The focus should be firmly on the outlook, although there will always be the odd surprise in terms of reported financials for the year or half-year that has recently ended.

A trend looked to have been set for the industrials last week when staffing, maintenance and project services group Programmed Maintenance Services cautiously noted weak market conditions, following laboratory operator Campbell Brothers’ report of ”real signs on the ground” of weakness in the global resources sector (for which Campbell Brothers conducts assays).

It will be interesting to see how analysts adjusted their forecasts overnight last night for Bradken, which makes cast, machined and fabricated components, primarily for the mining sector.

While Bradken yesterday reported a record order book and expected to maintain production at full capacity in the current six-month period, it noted ”limited visibility beyond that due to the global economic uncertainty” and said it would minimise capital expenditure ”until the outlook becomes clearer”.

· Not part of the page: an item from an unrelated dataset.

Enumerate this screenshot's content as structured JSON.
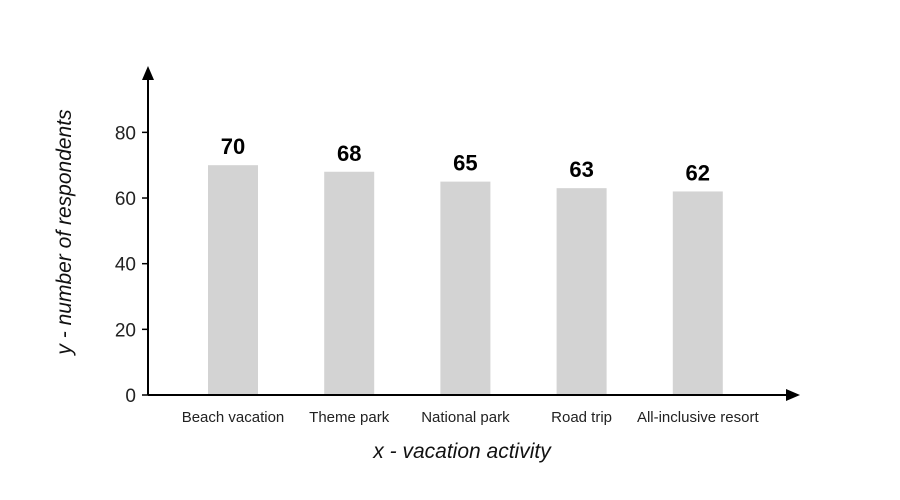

These outlook statements were reminiscent of those that have been coming out of the US quarterly reporting season in recent weeks.

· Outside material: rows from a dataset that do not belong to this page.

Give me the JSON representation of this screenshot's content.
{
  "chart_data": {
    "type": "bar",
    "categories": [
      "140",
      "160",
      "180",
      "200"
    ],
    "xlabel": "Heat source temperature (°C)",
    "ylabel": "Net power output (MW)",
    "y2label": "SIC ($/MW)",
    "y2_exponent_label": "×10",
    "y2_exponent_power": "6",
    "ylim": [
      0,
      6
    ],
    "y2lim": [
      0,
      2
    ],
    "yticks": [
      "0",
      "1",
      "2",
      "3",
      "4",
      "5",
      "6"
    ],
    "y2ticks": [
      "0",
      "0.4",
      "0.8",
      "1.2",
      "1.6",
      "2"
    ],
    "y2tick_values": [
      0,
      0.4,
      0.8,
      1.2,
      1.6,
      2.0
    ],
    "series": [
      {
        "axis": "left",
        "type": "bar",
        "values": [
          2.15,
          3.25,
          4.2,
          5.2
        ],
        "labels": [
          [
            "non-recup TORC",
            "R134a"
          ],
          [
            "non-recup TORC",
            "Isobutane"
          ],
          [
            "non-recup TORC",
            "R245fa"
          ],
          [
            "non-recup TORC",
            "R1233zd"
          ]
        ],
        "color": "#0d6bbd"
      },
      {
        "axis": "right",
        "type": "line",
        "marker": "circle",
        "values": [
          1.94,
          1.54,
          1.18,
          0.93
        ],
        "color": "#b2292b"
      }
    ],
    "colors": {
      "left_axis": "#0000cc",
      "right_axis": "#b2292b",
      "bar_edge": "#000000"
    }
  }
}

And drawing the two together, US-based engineering group Jacobs Engineering Group, a $5 billion market-cap company that is understood to have shed some professional staff in Australia recently, was a little downbeat with its succinct assessment of issues facing Australia following its own results statement last week.

A Jacobs executive told analysts: ”Australia is troubled, more so, I think, than most of the rest of the world. There’s a lot of games being played in Australia vis-a-vis the political situation and various taxes and royalties on the extraction of resources.

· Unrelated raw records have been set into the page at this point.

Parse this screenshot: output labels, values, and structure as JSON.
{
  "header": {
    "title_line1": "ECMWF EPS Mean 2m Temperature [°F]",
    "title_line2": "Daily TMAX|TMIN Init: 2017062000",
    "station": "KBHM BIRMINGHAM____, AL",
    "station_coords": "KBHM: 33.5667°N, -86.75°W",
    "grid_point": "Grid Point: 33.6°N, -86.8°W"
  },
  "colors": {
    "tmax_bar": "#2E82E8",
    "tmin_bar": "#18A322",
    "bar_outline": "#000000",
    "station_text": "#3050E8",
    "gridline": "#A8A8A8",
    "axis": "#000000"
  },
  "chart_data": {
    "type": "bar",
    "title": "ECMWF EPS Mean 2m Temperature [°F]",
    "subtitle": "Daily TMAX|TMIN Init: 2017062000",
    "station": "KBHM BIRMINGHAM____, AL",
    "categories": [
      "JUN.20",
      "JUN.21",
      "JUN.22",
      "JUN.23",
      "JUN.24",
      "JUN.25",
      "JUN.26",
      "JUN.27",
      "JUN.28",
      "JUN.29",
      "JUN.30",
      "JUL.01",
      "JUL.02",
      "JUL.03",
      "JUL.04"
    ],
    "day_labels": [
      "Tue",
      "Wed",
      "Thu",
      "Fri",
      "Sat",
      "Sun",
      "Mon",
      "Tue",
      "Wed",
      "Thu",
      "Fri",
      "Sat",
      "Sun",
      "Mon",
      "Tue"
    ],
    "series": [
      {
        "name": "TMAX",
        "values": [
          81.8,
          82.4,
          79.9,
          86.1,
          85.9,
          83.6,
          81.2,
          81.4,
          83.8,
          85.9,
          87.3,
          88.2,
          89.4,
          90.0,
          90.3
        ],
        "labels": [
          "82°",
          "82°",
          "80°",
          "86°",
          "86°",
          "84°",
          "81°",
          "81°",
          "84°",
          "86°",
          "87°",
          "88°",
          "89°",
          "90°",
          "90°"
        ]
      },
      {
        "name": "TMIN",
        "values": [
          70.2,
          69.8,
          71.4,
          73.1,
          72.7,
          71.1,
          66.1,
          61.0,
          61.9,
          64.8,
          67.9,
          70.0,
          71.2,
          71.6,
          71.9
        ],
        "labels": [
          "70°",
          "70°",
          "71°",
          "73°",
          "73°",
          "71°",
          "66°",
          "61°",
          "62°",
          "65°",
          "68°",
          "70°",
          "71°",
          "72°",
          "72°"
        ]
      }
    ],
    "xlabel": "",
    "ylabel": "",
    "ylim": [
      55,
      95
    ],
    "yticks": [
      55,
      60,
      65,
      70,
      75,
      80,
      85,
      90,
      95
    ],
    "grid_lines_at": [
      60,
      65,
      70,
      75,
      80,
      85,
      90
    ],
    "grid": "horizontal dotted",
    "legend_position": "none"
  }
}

”And I think a couple of our customers are seeing that as an issue for where they’re going to invest. And so I’d put Australia a little bit on the negative side or at least not as positive as some of the rest of the world.”

Jacobs’ view appears to be at odds with that of construction leader Leighton, which stated in its half-year results announcement yesterday that ”contrary to commentary suggesting a decline in investment activity in Australia, the group’s addressable markets have never been stronger”.

Which brings us back to current expectations for earnings growth in the year ahead. Using calendar-year-adjusted data, calendar 2012 earnings growth expectations for resources segment of our market, as represented by the S&P/ASX 200 Materials Sector Index, have plunged from 4.4 per cent on June 30 to minus 10.1 per cent now. But growth expectations for 2013 have hardly moved at all.

The materials sector is somehow supposed to bounce back with just short of 22 per cent earnings-per-share (EPS) growth in 2013 – even though equity analysts’ colleagues across the hall in the commodities section are projecting the copper price to decline marginally in 2013 from its current level and nickel to just hold its own (while the Bureau of Resources and Energy Economics has projected an iron ore price decline of 3.6 per cent in the 2013 financial year after an 11 per cent fall in the current financial year.

For the overall S&P/ASX 200, the aggregate growth estimates tally to 1.9 per cent for 2012 and 11.4 per cent for 2013. Once again, these expectations represent a significant trimming for 2012 but not for 2013 (at June 30 the expectations were 8.1 per cent and 12.7 per cent, respectively).

Given the current status of the global economy, we’re not convinced the aggregate 2013 expectations are realistic.

Interestingly, the aggregate consensus EPS growth rate for the smaller companies represented by the S&P/ASX Small Industrials is a far more robust 14.9 per cent for 2012, rising to 15.7 per cent in 2013.

We suspect these aggregates will also come under downgrade pressure but the starting point is far better than for the large, company-oriented ASX 200.

Martin Pretty is head of research at Investorfirst Securities.